Täglich landen Millionen Tonnen Müll in den Weltmeeren, 2050 könnten sie mehr Kunststoff als Fische enthalten. Ein radikales Umdenken ist nötig.


Wenn es so etwas wie ein Menetekel der Menschheit gibt, dann liegt es im Pazifik. Millionen Tonnen Plastikmüll treiben in den Gewässern je nach Strömung umher: Feuerzeuge, Ölkanister, Zahnbürsten, Mehrfachsteckdosen, Plastikgabeln, Flaschen, Tüten, Reifen, Fischernetze, achtlos ins Meer geworfen oder über Mülldeponien in die Ozeane gelangt. Es ist ein gigantischer Teppich von der Größe Europas.

Seit 60 Jahren wächst dieser Pazifische Plastikstrudel nun, und er wird immer größer. Allein auf Henderson Island, das Teil der britischen Pitcairn-Inseln ist, lagern inzwischen mehr als 37 Millionen Kunststoffteile. Die Strände sind übersät von Plastikstückchen, die das Meer als Treibgut an Land schwemmt.

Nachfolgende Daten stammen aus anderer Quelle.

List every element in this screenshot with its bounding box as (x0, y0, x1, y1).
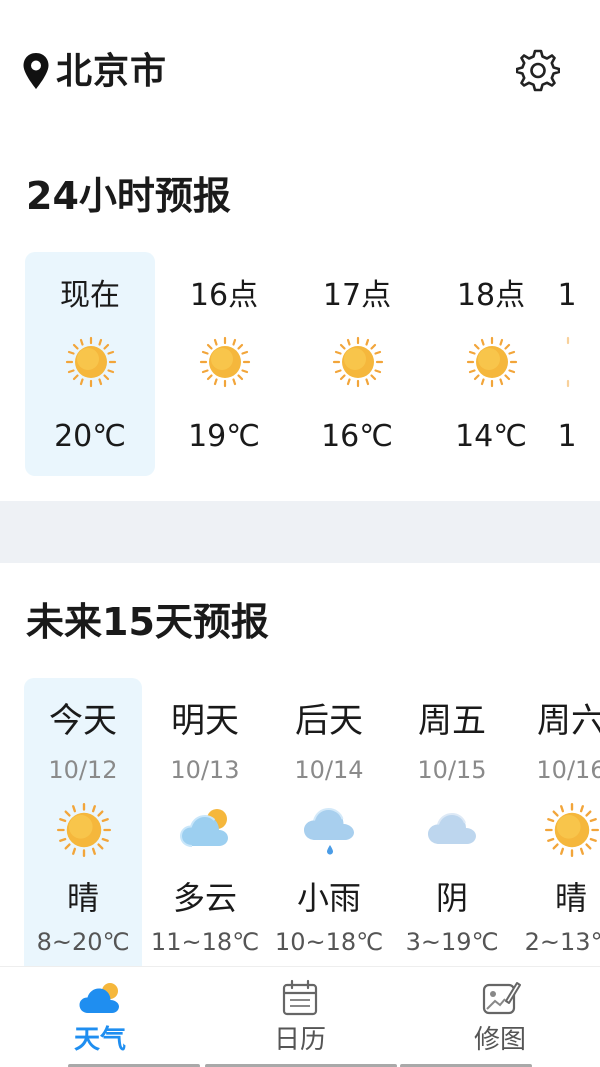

Albatrosse verenden qualvoll an Plastik im Magen, Fische verwechseln Kunststoffteilchen mit Plankton. Über Speisefische und Meeresfrüchte gelangen Mikropartikel und Plastikgiftstoffe auch in die menschliche Nahrungskette. Der Grund: Der Kunststoff speichert wie ein Schwamm giftige Substanzen wie etwa das Schädlingsbekämpfungsmittel DDT.

Plastik macht einer Studie des UN-Umweltprogramms zufolge bis zu 80 Prozent der gesamten Abfälle in den Ozeanen aus. Vier Fünftel davon kommen von Land: aus asiatischen Supermärkten, aber auch von Fleece-Pullovern und Polyester-Trikots, bei deren Wäsche - trotz moderner Filtertechnologie - Millionen kleinster Synthetikfasern ins Abwasser gelangen. Das Meer wird zur Müllkippe. Schon jetzt schwimmt in den Meeren sechsmal mehr Plastik als Plankton.

Und es könnte noch mehr werden. Laut einem Bericht des Weltwirtschaftsforum ("The New Plastics Economy: Rethinking the Future of Plastics") könnten die Ozeane 2050 mehr Plastik als Fisch enthalten. Das ohnehin schon angeschlagene Ökosystem - im selben Jahr könnten die als Nahrungsquelle und Wellenbrecher wichtigen Korallen fast vollständig zerstört sein - könnte dann endgültig kippen.

Der "Economist", des Alarmismus gänzlich unverdächtig, schrieb in einem eindringlich mahnenden Leitartikel, die Ozeane seien für unser Leben systemrelevant - gewissermaßen too big too fail. Fischbestände sind die Hauptnahrungs- und Einnahmequelle für ganze Bevölkerungsgruppen, weltweit sind laut Schätzungen der UNO 200 Millionen Menschen in der Fischerei beschäftigt - und davon abhängig. Doch wenn das Meer zur Mülldeponie wird, kollabieren mit dem Ökosystem auch ganze soziale Ordnungen: Hunger, Armut, Unruhen und weitere Fluchtbewegungen wären die Folge.

Die Menschheit muss endlich gegensteuern - sie kann sich nicht mehr an den Meeren wie an einem privaten Reservoir bedienen, nach dem Motto: so viel rausnehmen und reinwerfen wie möglich. Das ist alles andere als nachhaltig und eine Hypothek für spätere Generationen. Maßnahmen wie etwa ein gefordertes Verbot von Mikroplastik in Kosmetika sind diskussionswürdig. Es braucht aber neben einem - derzeit leider nicht absehbaren - politischen auch einen gesellschaftlichen Willen, den Plastikverbrauch einzudämmen. Die Ozeane sind unser Lebenselixier - und dürfen nicht zur Müllkippe verkommen.